Source: vsanSparse Snapshots
Using SESparse with a new block allocation size of 4KB, the 4KB I/O from the Guest OS will use a single block in the VMDK, which in turn will use a single VMFS block (1 MB), and generate a single I/O to the array.
Source: vsanSparse Snapshots
2. Examination of 4KB Alignment Effect
The graphs below illustrate the performance of VMFSsparse and SEsparse delta-disks compared against the thin VMDK when processing blocks with different sizes generated by IOMeter.

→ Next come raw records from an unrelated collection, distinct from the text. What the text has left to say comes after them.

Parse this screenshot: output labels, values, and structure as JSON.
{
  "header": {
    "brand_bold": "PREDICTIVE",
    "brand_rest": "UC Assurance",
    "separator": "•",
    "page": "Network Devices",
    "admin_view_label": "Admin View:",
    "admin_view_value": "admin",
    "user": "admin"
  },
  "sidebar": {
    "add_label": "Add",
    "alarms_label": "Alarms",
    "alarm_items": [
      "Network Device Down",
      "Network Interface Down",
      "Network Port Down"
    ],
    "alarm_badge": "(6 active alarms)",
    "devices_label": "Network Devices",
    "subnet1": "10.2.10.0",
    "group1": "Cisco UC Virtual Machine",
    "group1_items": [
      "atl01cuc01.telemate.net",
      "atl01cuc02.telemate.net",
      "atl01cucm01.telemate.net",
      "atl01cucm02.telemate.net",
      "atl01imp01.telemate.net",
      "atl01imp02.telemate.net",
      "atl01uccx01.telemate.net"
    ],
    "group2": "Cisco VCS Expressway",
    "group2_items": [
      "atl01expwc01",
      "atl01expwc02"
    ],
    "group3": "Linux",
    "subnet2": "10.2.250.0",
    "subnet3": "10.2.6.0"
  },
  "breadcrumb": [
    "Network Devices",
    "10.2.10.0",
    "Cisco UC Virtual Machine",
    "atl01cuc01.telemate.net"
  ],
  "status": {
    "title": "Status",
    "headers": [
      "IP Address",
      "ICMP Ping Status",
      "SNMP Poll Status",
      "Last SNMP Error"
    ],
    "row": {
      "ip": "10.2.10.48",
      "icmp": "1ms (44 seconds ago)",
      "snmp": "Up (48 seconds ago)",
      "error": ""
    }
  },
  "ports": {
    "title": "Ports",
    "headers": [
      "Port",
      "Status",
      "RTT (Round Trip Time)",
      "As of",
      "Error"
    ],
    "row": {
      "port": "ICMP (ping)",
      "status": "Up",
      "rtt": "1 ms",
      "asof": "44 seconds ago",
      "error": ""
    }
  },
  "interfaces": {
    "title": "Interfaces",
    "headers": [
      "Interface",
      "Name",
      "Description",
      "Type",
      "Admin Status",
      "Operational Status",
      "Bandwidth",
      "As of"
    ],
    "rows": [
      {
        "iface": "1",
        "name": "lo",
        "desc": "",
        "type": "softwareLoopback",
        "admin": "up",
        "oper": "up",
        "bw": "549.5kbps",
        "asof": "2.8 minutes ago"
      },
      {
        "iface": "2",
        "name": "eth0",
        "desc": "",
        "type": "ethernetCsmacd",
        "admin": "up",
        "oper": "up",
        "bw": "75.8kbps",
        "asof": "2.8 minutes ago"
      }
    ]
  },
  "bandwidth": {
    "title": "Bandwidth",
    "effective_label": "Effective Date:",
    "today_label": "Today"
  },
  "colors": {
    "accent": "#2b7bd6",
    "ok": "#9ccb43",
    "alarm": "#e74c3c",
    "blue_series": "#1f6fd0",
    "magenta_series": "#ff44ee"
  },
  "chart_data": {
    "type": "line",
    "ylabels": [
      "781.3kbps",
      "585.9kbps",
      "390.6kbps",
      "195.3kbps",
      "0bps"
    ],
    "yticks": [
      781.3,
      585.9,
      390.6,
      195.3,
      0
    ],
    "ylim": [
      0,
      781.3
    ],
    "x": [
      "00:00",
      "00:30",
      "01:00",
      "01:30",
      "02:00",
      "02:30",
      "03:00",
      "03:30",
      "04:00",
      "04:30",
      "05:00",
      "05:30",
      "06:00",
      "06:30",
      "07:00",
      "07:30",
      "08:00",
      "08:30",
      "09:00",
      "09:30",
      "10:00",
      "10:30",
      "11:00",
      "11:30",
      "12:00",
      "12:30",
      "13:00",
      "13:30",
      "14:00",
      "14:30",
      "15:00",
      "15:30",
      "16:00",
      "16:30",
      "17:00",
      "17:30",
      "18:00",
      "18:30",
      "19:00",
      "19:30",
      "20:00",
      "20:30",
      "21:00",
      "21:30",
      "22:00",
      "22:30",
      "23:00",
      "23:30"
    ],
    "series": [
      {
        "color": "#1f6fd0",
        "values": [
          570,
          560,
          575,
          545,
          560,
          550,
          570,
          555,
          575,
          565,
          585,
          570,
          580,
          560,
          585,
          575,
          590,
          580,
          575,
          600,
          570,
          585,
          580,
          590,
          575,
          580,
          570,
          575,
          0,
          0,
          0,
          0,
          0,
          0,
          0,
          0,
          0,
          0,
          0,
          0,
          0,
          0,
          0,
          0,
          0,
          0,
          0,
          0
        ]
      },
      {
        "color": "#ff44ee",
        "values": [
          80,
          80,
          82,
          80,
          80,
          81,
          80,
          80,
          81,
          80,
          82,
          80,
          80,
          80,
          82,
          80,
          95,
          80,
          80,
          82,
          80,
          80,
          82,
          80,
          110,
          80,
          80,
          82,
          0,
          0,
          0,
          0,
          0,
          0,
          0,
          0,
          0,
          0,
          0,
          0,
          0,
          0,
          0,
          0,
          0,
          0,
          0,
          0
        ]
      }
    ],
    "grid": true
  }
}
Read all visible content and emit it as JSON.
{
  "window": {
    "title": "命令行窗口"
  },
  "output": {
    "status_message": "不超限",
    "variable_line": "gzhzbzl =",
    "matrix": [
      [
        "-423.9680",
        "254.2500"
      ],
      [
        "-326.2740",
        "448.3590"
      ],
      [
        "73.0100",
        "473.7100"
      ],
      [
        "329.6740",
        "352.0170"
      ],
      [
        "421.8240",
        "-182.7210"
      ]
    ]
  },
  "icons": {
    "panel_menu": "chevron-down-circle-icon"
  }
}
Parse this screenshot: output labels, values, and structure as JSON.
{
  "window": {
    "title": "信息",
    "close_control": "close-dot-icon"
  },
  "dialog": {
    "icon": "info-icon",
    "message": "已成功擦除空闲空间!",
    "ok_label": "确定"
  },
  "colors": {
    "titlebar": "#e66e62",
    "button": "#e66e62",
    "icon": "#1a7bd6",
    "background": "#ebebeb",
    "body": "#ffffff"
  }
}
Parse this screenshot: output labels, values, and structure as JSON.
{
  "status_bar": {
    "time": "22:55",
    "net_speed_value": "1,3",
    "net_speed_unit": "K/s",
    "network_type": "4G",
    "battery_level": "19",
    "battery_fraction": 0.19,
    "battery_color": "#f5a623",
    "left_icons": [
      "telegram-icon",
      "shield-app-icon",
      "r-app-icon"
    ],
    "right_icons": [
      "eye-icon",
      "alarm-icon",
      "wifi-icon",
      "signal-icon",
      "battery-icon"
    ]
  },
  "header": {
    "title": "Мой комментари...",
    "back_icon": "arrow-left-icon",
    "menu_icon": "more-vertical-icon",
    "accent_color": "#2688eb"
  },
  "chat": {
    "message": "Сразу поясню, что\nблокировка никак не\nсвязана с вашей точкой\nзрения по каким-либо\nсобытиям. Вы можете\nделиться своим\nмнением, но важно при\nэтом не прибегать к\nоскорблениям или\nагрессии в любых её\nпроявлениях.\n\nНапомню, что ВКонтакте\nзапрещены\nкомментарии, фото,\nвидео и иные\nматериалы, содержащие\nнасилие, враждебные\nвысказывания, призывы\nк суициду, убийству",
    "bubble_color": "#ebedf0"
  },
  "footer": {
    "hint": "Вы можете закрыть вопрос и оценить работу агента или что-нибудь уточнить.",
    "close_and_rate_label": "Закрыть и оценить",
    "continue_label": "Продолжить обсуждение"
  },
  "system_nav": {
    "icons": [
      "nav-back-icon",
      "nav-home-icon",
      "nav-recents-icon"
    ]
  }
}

Source: SEsparse in VMware vSphere 5.5
Thin random write performance is the lowest across all the data points because for the thin case, we first zero the blocks before writing actual data. This is because VMFS allocates blocks at a 1MB granularity while only part of that area may be filled with real data. Zeroing prevents applications from reading sensitive residual data from an allocated 1MB region of the physical media. In contrast, when reading from SEsparse and VMFSsparse formats, allocations happen in much smaller block sizes, namely 4KB and 512 bytes, respectively, and therefore there is no need to zero the blocks if I/O is at least 4KB and it is 4KB aligned (for the other cases, we do a read-modify-write operation).
SEsparse performs far better than the thin and VMFSsparse formats in the case of random writes. This is because SEsparse implements intelligent I/O coalescing logic where these random I/Os are coalesced into a bigger I/O and the disk controller does a better job of scheduling these I/Os for better performance. Note that SEsparse performs on par with or better than VMFSsparse only in cases when the I/Os are aligned to 4KB boundaries. This is because for I/Os smaller than 4KB, or if an I/O is not aligned to the 4KB boundary, writes to SEsparse can result in a read-modify-write operation, increasing overhead. However, almost all file systems and applications are 4KB aligned and therefore SEsparse performs well in common use cases.
vSANSparse Snapshot
vSANSparse, introduced in vSAN 6.0, is a new snapshot format that uses in-memory metadata cache and a more efficient sparse filesystem layout; it can operate at much closer base disk performance levels compared to VMFSsparse or SEsparse.
When a read I/O request arrives at Virtual SAN, the snapshot logic traverses through the levels of the snapshot tree and composes the information as to which Virtual SAN object and what offset contains the data requested. This addressing information is then cached in the Virtual SANsnapshot metadata cache. The snapshot metadata cache exists in memory, and it is critical to the read performance of snapshots. This is because, for every miss in this cache, the address information has to be obtained by traversing through multiple levels of snapshot, which increases latency. This cache also prefetches the addressing information so that workloads with localized access patterns can benefit. This metadata cache, however, is limited in size and is shared across VMDKs that are open in the system. Therefore, when the cache is full, the least recent address information is flushed out.
The figure below shows the impact of the Virtual SAN read cache hit rate on snapshot performance.
Source: VMware Virtual SAN Snapshots in VMware vSphere 6.0
The Virtual SAN read cache hit rate remains more than 98% until snapshot level 19. This shows that vSANSparse improves read I/O operations considerably. But beyond that the hit rate drops steadily leading to I/Os being served from the magnetic disk layer, increasing latencies. After taking 32 snapshots, OPM (orders per minute, the primary performance metric of DVD Store) drops by about 56%. Moreover, since the snapshot metadata cache exists in memory, cache will be lost if the host reboots, leading to a performance decrease for VMs with snapshots.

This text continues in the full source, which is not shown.